The BDCA was cleared by the Cabinet Committee on Security yesterday as part of further CBMs to avoid incidents along the Line of Actual Control which has seen many intrusions from the Chinese side, especially the long face-off during summer in Depsang Valley of Ladakh.

The BDCA also provides for setting up of a hotline between the DGMOs of the two countries on the lines of the mechanism India has with Pakistan.

The sources said the issue is yet to be formalised with Beijing which has maintained that China does not have the institution of Director General of Military Operations.

“We are trying to do it. We hope we will do (the agreement on) three and four,” official sources said on the likelihood of signing an agreement in regard to the two new reactors being set up in the Russian-aided project during Singh’s visit.

On the China visit, the sources said Beijing wants a stable, strong and mutually beneficial relationship with India and both want peace and tranquillity on the border.
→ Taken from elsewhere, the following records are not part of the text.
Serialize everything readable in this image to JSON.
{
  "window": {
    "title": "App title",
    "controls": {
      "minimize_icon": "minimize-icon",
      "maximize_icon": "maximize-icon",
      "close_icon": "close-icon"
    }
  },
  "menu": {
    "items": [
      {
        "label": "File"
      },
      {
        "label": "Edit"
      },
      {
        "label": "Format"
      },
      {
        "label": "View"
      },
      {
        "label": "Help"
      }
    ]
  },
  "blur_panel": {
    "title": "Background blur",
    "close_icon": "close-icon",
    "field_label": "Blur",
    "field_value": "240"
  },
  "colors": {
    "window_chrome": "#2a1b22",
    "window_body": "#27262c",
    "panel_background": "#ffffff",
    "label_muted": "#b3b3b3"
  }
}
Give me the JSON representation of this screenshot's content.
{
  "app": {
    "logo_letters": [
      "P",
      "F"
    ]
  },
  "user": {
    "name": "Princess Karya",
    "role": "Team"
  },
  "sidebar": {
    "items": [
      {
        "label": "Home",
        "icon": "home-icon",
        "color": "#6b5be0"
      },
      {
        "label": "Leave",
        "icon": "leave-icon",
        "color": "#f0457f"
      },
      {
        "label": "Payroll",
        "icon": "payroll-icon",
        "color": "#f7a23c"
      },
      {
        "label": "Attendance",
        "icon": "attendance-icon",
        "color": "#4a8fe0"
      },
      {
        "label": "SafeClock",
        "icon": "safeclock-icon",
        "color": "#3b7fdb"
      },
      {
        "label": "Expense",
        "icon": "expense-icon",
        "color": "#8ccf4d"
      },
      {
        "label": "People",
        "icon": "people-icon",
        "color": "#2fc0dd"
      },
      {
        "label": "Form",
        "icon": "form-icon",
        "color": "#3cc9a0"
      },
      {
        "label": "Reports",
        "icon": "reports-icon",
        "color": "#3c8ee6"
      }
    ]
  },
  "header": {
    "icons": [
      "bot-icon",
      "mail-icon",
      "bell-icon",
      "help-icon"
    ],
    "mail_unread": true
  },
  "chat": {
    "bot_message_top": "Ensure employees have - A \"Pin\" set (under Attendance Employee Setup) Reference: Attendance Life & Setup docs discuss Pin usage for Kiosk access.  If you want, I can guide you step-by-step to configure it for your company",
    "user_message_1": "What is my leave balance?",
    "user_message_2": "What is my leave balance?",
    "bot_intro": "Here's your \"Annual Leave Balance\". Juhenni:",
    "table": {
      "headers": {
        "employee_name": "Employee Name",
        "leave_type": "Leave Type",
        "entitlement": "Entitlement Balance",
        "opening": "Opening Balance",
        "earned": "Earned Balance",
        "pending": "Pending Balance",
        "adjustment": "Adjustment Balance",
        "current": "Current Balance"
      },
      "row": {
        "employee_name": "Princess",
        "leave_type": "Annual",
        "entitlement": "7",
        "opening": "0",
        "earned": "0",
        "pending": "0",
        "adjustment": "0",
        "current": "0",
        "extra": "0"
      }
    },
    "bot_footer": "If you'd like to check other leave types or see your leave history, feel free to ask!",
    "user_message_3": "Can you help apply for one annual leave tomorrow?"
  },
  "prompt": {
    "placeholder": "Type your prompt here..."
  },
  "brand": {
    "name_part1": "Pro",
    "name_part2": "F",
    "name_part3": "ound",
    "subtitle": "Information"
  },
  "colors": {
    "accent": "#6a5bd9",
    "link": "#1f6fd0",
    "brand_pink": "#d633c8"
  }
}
The prime minister will be hosted a dinner by the new President Xi Jinpeng, a rare gesture being made probably for the first time after what was offered to the late Pandit Jawaharlal Nehru in 1954.

Singh will have a meeting with his counter Li Keqiang when India is likely to talk about steps for additional Confidence Building Measures (CBMs) in place to maintain peace on the border.

“We want People’s Liberation Army (PLA) to be involved in the process,” the sources said.

On the boundary question, the two countries have agreed on a framework agreement which is a three-step progress. “We have made some progress on the framework agreement.”

Over time, India has agreed with China that respect of Line of Actual Control, status quo and mutually and equal security should govern the bilateral relations.

On water dispute, India believes that China was not impounding water in the Brahmaputra.

On the signing of the BDCA during the visit, the sources said “we are trying to get the agreement signed.”

India and China have held several discussions on the BDCA in the past but after the intrusion by Chinese troops in the Ladakh region of Jammu and Kashmir in April, movement on the proposed pact gathered steam.

During Defence Minister A.K Antony’s recent visit to China, the two sides had agreed to conclude negotiations on the pact at an early date.

Following Antony’s talks with Chinese leaders, the two sides agreed on a slew of confidence building measures, including having greater frequency of meetings along the border and increased exchange of visits of both young and senior armed forces officials.

India and China have also agreed to hold their Army-to-Army exercise next month in China’s Chengdu military region.

The two countries have also agreed to further strengthen the existing agreements and protocols and emphasised the importance of enhancing mutual trust and understanding between the two militaries for maintaining peace and tranquillity along the border.